In the Oct. 14 letter – which was only made public Nov. 14 – McCartney begins “Dear Vladimir,” and goes on to make a friendly plea for Putin to intervene on behalf of the prisoners.

“I hear from my Russian friends that the protesters are being portrayed in some quarters as being anti-Russian, that they were doing the bidding of Western governments, and that they threatened the safety of the people working on that Arctic oil platform,” McCartney wrote.

“I am writing to assure you that the Greenpeace I know is most certainly not an anti-Russian organisation. In my experience they tend to annoy every government! And they never take money from any government or corporation anywhere in the world.

“And above all else they are peaceful. In my experience, non-violence is an essential part of who they are,” McCartney said.

McCartney goes on to ask Putin to help release the Arctic 30, as they’ve come to be known, in time for them to reunite with family for Christmas.

This is not McCartney’s first show of public support for Greenpeace’s work in the Arctic; he was among the first supporters of the organization’s call for an “Arctic Sanctuary” last year, which would see the Arctic Ocean protected from oil drilling, industrial fishing and military activity.

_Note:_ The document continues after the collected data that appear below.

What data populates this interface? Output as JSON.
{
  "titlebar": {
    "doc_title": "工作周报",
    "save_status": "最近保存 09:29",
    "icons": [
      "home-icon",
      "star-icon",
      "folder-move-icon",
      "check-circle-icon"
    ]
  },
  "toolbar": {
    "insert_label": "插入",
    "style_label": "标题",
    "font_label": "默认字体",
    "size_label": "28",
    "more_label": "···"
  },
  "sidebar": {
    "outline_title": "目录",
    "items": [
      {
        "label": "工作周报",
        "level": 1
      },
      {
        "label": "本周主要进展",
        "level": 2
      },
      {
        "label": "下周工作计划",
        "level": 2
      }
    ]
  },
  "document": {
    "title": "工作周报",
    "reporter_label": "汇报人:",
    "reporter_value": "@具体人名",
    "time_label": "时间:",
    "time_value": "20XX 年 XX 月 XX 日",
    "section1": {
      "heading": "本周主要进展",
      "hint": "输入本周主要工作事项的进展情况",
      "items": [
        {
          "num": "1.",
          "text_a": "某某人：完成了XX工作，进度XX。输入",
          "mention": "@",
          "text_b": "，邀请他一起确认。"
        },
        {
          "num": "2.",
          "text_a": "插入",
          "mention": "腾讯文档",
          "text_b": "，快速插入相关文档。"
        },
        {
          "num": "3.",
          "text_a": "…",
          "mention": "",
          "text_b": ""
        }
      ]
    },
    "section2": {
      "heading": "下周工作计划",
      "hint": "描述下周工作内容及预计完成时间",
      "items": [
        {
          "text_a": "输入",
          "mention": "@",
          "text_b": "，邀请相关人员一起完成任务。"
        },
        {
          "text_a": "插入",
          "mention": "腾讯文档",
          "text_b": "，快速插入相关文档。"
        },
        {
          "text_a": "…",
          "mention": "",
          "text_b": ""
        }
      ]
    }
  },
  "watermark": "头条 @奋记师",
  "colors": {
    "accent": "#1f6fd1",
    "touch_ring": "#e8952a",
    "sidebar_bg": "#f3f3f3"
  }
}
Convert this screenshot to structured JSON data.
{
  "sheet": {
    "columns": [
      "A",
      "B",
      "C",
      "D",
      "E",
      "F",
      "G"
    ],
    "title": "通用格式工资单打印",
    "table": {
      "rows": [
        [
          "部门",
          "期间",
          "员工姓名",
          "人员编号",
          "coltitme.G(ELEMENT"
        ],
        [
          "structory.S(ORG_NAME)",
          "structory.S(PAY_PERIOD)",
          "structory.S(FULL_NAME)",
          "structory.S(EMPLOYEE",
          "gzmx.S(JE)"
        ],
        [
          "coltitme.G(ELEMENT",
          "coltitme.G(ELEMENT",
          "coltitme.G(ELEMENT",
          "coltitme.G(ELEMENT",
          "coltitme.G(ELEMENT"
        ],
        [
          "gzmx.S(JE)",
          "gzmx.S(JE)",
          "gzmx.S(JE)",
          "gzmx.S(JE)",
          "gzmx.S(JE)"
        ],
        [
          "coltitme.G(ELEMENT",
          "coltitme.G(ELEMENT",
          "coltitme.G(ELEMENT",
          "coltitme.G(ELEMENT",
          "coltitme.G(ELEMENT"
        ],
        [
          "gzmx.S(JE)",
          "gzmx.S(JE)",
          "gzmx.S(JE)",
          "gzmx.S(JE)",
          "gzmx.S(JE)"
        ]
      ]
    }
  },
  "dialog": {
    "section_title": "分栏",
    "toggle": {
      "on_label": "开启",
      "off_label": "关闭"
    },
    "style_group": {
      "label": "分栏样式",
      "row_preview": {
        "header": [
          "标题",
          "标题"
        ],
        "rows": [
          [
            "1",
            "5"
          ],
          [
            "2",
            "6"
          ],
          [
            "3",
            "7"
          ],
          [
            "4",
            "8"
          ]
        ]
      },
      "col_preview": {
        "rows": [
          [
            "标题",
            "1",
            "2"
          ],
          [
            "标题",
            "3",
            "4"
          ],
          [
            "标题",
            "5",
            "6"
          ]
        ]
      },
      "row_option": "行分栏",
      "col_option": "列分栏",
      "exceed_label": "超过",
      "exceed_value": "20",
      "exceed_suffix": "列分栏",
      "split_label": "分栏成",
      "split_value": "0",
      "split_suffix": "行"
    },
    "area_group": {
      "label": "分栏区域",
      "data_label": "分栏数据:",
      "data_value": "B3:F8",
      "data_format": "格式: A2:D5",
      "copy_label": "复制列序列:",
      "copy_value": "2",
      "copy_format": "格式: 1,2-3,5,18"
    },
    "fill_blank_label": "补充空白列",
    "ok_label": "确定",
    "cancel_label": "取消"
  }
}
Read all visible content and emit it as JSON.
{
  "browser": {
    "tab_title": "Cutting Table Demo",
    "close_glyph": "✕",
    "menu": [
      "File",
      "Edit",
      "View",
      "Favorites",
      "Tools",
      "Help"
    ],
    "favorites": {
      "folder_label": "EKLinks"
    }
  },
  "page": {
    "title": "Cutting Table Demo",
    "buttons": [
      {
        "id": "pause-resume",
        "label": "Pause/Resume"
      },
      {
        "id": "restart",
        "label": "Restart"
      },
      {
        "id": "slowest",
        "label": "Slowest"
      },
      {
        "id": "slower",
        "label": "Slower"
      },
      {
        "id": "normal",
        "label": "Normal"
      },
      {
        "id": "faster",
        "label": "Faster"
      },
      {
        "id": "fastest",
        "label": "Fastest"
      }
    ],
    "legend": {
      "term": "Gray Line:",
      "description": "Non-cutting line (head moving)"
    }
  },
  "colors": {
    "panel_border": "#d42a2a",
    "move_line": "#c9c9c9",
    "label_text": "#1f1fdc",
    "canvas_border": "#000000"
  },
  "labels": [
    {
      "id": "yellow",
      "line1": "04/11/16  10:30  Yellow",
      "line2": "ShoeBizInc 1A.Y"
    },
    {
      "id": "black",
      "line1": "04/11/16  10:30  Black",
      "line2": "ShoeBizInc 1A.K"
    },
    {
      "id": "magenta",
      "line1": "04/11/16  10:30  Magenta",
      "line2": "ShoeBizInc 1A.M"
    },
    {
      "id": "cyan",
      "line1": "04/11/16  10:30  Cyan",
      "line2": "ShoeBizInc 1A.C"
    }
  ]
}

But McCartney has yet to receive a response from Putin in this most recent letter, tweeting instead a response from the Russian ambassador who told him their situation “is not properly represented in the world media.”

On Sept. 18, two activists aboard Greenpeace’s ship were arrested trying to scale the Gazprom Arctic oil platform, Prirazlomnaya, in the Pechora Sea off the Arctic coastline of northwest Russia.

The rest of the group was seized on Greenpeace’s Arctic Sunrise vessel Sept. 19, by Russian special forces who later boarded the ship.

That group includes two Canadians: Ontario resident Paul D. Ruzycki and Quebec resident Alexandre Paul.